Other Non-Shedding Dog Breeds
Terriers are a wonderful breed to adopt if you’re concerned about keeping the dog hair down in your house.
They’re not the only low and non-shedding option, though. Here are some other non-shedding breeds that you may want to consider before you make a decision:
- Bichon Frise
- Mini, Toy, Small, Medium, and Large Poodle
- Brussels Griffon
- Coton de Tulear
- Shih Tzu
- Portuguese Water Dog
- Irish Water Spaniel
Whether you choose a high, medium, low, or non-shedding breed, you can keep your dogs shedding to a minimum with some simple maintenance.
- Brush your dog weekly with a brush specifically made for your dog breed’s coat.
- Bathe your pup once a month.
- Discourage hair loss by feeding your dog a diet rich in fatty acids.
- Address any dry skin or allergies, which can lead to extra scratching.
- Make sure your pup is getting enough fresh water every day to stay hydrated.
- Pick furniture, carpets, and blankets that won’t cling to fur.

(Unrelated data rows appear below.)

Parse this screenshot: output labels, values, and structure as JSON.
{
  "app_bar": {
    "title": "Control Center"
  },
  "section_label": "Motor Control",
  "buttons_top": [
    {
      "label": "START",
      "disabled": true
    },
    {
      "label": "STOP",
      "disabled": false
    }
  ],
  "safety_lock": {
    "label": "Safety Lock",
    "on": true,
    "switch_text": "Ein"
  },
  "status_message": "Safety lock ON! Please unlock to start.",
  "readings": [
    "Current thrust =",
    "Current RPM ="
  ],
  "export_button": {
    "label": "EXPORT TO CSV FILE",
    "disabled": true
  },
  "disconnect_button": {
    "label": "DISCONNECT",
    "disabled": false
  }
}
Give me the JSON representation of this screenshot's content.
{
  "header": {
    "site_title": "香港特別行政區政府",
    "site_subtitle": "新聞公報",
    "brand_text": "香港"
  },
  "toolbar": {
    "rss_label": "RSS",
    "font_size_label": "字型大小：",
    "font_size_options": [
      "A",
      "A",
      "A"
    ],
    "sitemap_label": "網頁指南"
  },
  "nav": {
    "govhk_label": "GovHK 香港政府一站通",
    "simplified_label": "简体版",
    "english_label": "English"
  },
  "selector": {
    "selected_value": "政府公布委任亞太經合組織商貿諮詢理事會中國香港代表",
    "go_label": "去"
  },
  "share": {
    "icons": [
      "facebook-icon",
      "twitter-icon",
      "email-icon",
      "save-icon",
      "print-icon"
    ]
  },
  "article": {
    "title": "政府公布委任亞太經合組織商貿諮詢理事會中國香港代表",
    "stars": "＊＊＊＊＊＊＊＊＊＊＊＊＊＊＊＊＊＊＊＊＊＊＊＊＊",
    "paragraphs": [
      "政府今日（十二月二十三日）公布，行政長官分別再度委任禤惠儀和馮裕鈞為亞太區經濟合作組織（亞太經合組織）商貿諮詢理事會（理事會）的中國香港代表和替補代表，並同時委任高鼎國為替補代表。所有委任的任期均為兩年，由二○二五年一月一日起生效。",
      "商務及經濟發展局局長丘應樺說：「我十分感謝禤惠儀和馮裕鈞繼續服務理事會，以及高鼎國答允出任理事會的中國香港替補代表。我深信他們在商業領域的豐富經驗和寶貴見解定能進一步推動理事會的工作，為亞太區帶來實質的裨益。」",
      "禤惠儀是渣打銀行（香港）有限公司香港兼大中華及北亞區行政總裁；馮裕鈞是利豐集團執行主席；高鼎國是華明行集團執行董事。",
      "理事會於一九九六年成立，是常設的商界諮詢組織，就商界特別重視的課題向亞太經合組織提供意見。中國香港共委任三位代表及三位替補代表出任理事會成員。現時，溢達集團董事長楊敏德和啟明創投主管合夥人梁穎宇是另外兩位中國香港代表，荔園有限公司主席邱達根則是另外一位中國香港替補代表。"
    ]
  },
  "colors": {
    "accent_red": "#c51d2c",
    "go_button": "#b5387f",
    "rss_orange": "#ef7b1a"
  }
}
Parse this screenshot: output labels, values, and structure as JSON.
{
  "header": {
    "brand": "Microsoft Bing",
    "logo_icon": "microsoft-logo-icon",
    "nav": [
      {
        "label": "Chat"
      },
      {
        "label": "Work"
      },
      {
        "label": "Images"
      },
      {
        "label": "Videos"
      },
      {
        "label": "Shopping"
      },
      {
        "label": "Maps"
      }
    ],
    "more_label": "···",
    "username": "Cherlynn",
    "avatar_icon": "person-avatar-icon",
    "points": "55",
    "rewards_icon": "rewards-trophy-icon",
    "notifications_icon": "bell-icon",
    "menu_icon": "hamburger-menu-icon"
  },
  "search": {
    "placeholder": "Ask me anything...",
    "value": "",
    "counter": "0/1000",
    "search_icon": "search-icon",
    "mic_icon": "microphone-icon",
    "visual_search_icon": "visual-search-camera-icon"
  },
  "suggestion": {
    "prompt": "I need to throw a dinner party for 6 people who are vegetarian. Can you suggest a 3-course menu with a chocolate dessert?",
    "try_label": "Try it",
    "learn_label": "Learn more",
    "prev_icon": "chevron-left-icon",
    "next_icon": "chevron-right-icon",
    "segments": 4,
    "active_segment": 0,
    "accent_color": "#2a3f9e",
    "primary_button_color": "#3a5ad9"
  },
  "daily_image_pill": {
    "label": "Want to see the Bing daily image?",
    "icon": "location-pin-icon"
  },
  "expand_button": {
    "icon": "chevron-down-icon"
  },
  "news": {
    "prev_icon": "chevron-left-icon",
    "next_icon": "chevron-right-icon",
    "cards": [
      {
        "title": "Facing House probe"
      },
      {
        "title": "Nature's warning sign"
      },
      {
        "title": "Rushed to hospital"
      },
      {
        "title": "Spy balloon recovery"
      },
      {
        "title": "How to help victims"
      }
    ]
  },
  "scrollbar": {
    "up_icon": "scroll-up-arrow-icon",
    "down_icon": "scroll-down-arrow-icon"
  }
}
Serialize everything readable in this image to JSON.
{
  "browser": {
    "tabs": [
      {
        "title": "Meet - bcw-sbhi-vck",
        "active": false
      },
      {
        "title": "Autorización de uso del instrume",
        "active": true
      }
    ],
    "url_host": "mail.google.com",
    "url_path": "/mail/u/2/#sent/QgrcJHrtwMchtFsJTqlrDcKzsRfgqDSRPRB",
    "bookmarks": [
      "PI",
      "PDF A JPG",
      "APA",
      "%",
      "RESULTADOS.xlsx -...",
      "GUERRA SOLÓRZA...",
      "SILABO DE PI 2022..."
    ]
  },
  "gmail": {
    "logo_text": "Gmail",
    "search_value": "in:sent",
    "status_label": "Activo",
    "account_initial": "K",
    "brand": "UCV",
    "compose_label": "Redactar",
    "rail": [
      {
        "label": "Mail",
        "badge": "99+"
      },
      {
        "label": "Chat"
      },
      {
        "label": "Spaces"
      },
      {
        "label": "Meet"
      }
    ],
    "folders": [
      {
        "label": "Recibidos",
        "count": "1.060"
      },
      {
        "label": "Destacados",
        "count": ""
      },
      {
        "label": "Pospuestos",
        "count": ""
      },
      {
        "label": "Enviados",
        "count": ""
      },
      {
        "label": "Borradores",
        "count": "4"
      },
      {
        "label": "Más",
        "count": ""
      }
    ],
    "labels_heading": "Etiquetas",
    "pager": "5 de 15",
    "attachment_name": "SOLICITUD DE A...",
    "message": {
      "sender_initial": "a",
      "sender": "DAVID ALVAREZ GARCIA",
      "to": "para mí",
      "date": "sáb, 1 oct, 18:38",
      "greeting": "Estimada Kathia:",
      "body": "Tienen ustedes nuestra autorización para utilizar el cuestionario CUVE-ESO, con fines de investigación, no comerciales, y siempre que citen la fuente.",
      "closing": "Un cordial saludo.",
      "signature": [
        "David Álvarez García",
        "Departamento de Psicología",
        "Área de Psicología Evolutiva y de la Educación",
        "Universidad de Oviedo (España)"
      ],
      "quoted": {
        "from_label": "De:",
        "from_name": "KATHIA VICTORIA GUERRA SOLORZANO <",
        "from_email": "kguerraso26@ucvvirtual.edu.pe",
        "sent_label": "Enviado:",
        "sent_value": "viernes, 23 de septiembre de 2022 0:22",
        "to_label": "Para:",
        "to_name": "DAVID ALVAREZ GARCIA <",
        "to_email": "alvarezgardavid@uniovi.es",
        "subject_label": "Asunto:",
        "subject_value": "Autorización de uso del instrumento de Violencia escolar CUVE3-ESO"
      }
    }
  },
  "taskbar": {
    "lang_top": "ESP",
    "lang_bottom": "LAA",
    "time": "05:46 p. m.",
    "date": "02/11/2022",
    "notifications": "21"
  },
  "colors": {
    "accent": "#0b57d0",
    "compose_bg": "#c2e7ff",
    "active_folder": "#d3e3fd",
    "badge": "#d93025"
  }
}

Final Verdict: Do Terrier Dogs Shed?
Throughout this post, we looked at different breeds to answer the question: “Do terriers shed?” The excellent news for any would-be terrier owners is that these dogs shed minimal fur compared to other breeds!
While some terriers shed a little more than others, they’re all a whole lot better than the highest-shedding breeds, like Retrievers, Labs, German Shepherds, or Huskies.
Pay particular attention when choosing a pup for those with pet allergies. Even though they’re low-shedding, not all terrier breeds are hypoallergenic, which can present some issues.
Whatever breed you choose, some easy grooming and maintenance can keep your pup’s shedding to a minimum. Enjoy your new terrier!